Sigma Shows How the Internal Zoom of its New 16-28mm Lens Works

Sigma Cross Section

Sigma has shared a digital cross-section of its upcoming upcoming 16-28mm f/2.8 lens that showcases the intricate internal focusing system in action.

Designed to operate within the delicate balance window of a handheld gimbal, the Sigma 16-28mm F2.8 DG DN Contemporary lens keeps the zooming movement within the interior of the lens in order to keep the lens balanced along the entire focal length of the zoom range.

In a video posted to Twitter, Sigma shares a cross-section view of the upcoming lens that animates to show how the internal parts work together to control the zoom.

The interior zoom design of the 16-28mm f/2.8 lens keeps the center of gravity consistent while the zoom mechanism moves along the axis, which is helpful for gimbals to maintain and dampen out the camera shake while recording. Each group of lens elements also looks to move independently along their own separate zoom track, keeping the lens zoom smooth and steady while maintaining the balance point.

The benefits of an internal zoom for shooting handheld video with a gimbal are substantial. Gimbals can take time to balance, and when a lens with a typical telescoping zoom mechanism moves in and out, that balance is affected by the movement of the lens array. The gimbal will then try to compensate for that shake based on the previous balance, however, rarely does it result in stable footage and the excess weight can often cause the gimbal’s motor to fail entirely.
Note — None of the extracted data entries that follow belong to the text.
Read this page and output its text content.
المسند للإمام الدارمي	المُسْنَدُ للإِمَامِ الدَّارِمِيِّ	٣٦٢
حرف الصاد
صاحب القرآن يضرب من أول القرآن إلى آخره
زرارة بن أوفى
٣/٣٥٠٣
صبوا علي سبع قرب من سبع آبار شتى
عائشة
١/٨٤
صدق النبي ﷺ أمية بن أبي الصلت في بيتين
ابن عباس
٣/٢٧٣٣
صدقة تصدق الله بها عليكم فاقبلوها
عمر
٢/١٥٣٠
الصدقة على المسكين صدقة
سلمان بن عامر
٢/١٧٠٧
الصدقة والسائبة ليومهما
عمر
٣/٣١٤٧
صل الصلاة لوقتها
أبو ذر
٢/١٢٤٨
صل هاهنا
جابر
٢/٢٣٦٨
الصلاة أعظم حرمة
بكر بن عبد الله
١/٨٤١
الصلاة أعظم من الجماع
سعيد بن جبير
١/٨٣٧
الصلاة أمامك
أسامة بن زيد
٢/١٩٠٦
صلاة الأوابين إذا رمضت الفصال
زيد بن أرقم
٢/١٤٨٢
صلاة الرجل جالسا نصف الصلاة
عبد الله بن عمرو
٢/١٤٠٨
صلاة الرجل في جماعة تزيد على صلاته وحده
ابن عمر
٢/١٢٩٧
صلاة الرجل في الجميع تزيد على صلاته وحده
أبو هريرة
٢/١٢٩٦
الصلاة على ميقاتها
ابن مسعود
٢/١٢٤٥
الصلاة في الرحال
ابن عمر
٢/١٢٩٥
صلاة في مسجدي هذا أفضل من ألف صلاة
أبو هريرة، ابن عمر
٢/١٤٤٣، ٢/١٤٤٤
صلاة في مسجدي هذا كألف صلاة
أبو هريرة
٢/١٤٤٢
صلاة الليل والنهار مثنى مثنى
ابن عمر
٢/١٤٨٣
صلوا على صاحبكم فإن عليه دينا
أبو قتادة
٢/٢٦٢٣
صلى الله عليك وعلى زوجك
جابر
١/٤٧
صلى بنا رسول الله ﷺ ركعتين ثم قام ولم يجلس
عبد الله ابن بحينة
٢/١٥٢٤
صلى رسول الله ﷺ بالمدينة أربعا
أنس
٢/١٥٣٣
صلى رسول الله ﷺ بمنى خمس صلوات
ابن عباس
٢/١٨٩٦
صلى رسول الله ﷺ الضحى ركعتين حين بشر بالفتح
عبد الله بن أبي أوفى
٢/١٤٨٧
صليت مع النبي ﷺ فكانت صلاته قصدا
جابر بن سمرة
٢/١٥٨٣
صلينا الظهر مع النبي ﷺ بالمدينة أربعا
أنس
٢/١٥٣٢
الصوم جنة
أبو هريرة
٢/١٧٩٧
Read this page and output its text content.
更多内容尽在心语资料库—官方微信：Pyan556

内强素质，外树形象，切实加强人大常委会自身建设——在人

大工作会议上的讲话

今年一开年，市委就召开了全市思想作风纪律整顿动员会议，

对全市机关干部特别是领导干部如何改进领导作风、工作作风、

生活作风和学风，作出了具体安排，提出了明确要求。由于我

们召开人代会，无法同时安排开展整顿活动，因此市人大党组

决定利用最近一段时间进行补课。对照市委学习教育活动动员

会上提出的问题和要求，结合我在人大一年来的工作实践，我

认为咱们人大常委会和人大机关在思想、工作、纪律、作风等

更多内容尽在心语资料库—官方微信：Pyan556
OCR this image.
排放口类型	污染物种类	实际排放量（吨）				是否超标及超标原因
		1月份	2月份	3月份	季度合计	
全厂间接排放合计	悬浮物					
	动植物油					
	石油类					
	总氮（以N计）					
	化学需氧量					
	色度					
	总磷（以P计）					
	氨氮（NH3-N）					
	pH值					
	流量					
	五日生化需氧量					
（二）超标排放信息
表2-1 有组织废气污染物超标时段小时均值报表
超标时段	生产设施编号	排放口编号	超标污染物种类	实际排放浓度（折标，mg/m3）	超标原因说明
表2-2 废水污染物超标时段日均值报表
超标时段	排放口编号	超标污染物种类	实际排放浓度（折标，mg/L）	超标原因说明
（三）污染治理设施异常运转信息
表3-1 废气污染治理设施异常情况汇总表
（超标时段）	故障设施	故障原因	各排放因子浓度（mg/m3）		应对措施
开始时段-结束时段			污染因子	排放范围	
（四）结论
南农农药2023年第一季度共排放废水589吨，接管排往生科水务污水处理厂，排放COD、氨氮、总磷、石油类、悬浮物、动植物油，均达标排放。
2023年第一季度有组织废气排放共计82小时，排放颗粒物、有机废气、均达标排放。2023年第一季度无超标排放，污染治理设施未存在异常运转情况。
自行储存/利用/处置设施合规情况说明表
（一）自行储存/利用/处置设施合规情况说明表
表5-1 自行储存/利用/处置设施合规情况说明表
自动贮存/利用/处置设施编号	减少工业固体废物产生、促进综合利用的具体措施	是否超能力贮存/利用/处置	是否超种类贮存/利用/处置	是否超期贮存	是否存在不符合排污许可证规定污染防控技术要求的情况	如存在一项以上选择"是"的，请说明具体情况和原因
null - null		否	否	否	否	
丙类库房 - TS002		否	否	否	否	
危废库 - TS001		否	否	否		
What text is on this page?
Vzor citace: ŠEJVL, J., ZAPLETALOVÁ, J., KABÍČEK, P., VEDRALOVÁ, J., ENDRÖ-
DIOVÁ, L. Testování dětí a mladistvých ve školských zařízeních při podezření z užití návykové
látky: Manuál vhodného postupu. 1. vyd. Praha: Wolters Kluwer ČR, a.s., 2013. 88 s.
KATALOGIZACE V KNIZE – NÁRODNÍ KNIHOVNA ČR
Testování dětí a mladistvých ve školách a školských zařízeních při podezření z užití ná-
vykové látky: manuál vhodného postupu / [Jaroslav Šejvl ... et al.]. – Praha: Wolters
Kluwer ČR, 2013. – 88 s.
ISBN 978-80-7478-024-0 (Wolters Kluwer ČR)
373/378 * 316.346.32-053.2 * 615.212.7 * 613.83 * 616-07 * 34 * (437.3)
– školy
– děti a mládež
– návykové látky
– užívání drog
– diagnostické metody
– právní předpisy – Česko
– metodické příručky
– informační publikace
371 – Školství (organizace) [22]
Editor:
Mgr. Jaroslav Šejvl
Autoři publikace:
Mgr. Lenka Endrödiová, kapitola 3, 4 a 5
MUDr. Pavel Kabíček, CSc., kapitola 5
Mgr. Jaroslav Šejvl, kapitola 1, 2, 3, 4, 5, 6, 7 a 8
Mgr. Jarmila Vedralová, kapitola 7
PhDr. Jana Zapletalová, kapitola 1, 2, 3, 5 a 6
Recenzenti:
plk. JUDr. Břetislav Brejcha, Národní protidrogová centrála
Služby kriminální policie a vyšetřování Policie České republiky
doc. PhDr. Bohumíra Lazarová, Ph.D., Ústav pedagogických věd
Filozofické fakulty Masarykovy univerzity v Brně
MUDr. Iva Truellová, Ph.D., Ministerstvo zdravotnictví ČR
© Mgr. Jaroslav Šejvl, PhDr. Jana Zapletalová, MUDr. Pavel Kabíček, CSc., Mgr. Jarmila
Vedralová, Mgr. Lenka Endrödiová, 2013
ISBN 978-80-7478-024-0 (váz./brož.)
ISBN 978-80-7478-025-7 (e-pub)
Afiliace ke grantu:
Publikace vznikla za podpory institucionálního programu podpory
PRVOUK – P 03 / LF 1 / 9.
Traditionally, cross sections are destructively accomplished as camera manufacturers literally cut a camera in half to showcase its inner workings. Leica, Sony, Canon, and Nikon have in the past for demonstrative purposes.

This digital cross-section, however, is able to show off how a camera works without having to sacrifice any hardware and enables the mechanism to show the movement virtually, something that wouldn’t be possible with a physical cross-section. The result is a unique look at the fascinating internal workings of one of the most important tools in photography.